Thalamic Contributions to the developing EEG

丘脑对脑电图发展的贡献

• 批准号: 10343796
• 负责人: Matthew Todd Colonnese
• 金额: $ 34.89万
• 依托单位: GEORGE WASHINGTON UNIVERSITY
• 依托单位国家: 美国
• 财政年份: 2019
• 资助国家: 美国
• 起止时间: 2019-03-01 至 2024-01-31
• 项目状态: 已结题
• 来源: https://reporter.nih.gov/project-details/10343796
• 关键词: Ablation; Address; Adult; Age; Animal Model; Area; Arousal; Atlases; Biological Assay; Birth; Brain; Brain Injuries; Cell Nucleus; Cells; Clinical; Cognition Disorders; Cre driver; Dependence; Development; Diagnosis; Diagnostic; Electroencephalogram; Electroencephalography; Electrophysiology (science); Evaluation; Eye; Fetal Development; Future; Generations; Genetic; Genetic Techniques; Geniculate body structure; Gestational Age; Goals; Head; Human; Image; Imaging Techniques; Infant; Injury; Intellectual functioning disability; Interruption; Intervention; Knowledge; Lesion; Measures; Mediating; Modeling; Monitor; Mus; Neonatal; Neonatal Brain Injury; Neurologic; Neurological outcome; Neurons; Newborn Infant; Pattern; Periodicity; Population; Positioning Attribute; Pre-Clinical Model; Preparation; Process; Publishing; Rattus; Recovery; Risk; Rodent; Role; Sensory; Side; Signal Transduction; Sleep; Testing; Thalamic structure; Time; Visual; Visual Cortex; Work; base; cognitive disability; critical period; diagnostic tool; disability; experimental study; fetal; genetic manipulation; human model; improved; in vivo; infant outcome; inhibitory neuron; insight; loss of function; neonatal brain; neonatal human; neonatal mice; neonate; neural circuit; nonhuman primate; outcome prediction; postnatal; postnatal development; pre-clinical; relating to nervous system; tool; treatment response

Project Summary/Abstract Despite over 65 years of electroencephalography (EEG) in newborn infants, our understanding of the rhythmic cortical activity patterns associated with normal development and brain injury remains largely speculative.

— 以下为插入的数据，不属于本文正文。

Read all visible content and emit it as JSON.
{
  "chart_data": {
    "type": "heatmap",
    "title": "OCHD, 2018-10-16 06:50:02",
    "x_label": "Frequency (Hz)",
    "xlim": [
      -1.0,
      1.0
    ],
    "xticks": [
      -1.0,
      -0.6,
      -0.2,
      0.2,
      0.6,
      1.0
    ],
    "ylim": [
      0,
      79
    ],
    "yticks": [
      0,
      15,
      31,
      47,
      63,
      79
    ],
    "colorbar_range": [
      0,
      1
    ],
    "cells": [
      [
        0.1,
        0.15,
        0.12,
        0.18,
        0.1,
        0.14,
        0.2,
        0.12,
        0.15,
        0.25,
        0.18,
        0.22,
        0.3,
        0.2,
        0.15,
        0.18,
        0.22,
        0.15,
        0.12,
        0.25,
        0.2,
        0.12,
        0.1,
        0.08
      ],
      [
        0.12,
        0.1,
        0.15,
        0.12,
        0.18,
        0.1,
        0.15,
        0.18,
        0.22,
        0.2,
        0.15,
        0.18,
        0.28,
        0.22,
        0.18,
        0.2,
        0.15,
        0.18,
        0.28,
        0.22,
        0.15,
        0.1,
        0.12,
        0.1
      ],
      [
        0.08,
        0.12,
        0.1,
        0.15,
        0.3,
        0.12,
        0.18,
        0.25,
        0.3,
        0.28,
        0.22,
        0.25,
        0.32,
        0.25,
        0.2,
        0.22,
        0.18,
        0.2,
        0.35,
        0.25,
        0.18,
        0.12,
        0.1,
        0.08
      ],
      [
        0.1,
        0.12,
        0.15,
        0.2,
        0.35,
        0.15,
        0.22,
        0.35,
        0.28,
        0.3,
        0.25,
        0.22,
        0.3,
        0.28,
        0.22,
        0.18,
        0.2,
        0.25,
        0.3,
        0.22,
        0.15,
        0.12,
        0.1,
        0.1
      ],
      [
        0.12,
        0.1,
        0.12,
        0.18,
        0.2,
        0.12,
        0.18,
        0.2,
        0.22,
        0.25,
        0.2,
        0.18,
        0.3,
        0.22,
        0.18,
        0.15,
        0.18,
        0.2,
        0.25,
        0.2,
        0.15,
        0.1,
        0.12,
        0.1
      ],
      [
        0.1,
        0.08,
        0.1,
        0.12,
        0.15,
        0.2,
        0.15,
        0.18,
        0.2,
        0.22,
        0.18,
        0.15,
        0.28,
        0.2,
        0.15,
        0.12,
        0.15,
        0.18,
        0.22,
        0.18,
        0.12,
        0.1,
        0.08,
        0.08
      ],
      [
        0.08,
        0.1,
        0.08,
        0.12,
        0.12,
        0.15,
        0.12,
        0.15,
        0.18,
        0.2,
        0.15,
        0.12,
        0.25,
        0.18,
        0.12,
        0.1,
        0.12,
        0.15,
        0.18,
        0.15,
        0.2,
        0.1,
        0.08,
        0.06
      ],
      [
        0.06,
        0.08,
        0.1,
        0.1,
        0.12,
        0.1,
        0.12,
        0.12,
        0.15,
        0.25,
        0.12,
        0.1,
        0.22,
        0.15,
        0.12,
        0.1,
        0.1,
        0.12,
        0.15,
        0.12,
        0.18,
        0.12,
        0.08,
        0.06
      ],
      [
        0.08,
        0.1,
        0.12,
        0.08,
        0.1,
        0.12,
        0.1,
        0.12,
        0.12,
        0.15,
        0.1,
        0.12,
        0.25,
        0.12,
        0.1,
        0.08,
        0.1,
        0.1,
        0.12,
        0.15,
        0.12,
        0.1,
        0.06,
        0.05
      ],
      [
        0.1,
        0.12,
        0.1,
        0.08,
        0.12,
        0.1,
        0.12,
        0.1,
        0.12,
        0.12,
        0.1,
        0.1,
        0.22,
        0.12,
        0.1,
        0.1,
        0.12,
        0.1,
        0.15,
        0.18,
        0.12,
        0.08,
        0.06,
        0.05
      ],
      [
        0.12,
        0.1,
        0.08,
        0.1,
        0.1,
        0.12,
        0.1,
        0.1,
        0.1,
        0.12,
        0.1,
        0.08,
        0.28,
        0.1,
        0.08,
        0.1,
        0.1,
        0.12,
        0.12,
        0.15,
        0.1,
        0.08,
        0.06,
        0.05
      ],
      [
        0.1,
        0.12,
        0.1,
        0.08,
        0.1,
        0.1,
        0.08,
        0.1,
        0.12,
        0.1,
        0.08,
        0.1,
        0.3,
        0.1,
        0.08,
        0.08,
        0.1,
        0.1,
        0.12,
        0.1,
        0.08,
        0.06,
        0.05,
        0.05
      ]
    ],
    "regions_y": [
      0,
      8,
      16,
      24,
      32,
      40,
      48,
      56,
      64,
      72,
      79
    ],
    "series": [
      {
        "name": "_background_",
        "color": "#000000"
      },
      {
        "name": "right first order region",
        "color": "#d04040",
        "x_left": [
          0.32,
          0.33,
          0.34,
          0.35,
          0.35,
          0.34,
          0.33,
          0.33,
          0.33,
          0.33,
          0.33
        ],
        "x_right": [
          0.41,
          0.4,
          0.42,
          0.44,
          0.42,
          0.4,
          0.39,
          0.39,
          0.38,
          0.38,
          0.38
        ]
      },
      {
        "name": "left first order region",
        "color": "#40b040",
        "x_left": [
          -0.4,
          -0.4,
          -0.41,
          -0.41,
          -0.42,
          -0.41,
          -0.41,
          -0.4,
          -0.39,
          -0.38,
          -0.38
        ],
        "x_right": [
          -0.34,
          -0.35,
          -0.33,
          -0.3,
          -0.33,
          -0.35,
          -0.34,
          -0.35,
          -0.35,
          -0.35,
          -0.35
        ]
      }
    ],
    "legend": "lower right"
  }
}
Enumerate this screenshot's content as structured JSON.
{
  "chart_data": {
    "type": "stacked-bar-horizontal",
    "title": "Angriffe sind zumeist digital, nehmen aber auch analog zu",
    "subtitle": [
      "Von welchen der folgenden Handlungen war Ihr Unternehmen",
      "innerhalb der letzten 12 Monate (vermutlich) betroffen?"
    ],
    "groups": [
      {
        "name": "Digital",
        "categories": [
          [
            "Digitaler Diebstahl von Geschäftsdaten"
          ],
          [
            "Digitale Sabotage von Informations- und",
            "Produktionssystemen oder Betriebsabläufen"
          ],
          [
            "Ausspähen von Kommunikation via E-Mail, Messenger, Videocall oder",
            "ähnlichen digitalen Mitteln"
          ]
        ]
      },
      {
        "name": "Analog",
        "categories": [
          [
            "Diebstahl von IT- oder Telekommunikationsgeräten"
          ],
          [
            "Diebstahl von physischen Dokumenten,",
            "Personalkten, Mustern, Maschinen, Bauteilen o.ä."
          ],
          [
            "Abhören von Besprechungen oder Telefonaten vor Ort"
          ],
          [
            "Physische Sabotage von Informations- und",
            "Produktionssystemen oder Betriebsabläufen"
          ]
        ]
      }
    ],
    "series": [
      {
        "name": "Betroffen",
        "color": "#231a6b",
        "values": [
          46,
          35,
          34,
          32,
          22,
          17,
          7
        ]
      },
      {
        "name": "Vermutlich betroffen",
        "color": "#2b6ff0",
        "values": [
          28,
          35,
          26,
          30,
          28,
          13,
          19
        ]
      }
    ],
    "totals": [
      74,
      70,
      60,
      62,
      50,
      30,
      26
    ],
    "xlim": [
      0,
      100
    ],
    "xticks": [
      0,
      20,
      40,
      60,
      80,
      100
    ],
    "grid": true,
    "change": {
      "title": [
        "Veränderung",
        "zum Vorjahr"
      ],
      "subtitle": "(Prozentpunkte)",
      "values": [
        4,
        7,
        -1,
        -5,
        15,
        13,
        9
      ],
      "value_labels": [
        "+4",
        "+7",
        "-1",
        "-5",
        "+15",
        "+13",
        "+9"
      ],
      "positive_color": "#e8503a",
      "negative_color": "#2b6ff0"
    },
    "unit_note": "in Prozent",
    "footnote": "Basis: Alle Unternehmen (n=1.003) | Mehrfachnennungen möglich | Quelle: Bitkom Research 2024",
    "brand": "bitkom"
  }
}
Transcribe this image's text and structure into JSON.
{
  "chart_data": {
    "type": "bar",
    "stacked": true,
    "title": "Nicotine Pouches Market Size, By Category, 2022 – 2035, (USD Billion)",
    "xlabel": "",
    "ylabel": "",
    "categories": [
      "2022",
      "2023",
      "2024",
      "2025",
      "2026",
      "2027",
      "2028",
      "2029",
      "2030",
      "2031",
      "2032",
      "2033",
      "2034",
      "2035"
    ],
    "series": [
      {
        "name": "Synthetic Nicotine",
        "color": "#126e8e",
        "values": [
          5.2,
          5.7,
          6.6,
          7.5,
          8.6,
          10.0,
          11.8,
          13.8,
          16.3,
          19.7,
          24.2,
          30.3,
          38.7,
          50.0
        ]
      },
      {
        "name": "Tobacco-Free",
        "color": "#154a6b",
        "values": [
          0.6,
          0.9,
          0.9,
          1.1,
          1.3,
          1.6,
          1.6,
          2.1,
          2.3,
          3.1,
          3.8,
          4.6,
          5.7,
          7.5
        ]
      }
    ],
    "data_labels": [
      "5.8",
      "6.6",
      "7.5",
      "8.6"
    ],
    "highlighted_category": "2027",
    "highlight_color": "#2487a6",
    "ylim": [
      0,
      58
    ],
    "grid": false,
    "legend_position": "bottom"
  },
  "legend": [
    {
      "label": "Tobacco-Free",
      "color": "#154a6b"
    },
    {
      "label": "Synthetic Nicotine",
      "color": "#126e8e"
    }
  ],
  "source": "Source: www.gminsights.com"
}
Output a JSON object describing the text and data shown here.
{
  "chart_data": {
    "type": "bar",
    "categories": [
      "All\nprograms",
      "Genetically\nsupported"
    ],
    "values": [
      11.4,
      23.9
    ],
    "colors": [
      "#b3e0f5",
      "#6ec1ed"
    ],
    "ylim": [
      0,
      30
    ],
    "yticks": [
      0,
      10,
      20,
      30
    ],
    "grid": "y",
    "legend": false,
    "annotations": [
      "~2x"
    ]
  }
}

The long term goal of the current project is to create a developmental activity atlas in which abberant EEG patterns in the at-risk newborn are matched to specific disruptions in brain areas and neuronal types. A first step towards this goal requires an un-anesthetized preclinical model with demonstrated homology to fetal and neonatal human cortical activity in which cells can be genetically manipulated and the underlying effects on cortical circuits rigorously probed. By measuring activity in vivo through the depth of cortex and corresponding thalamic networks in developing neonatal rodents, we will provide insight into the circuit changes that may underlie human fetal thalamo-cortical development to inform future studies of subcortical injury in infants and non-human primates. By manipulating the activity of thalamic neurons we will assay the distinct contributions of the thalamic relay and inhibitory neurons to the maturation of specific features of the EEG common to developing humans and rodents. Given the challenges of imaging and diagnosis in the fragile at-risk newborn, EEG has the potential to be a valuable and inexpensive bedside diagnostic tool. An improved understanding of the control of cortical activity development will inform diagnosis after neonatal brain injury and improve targeting of treatments for the cognitive and intellectual disability that often results.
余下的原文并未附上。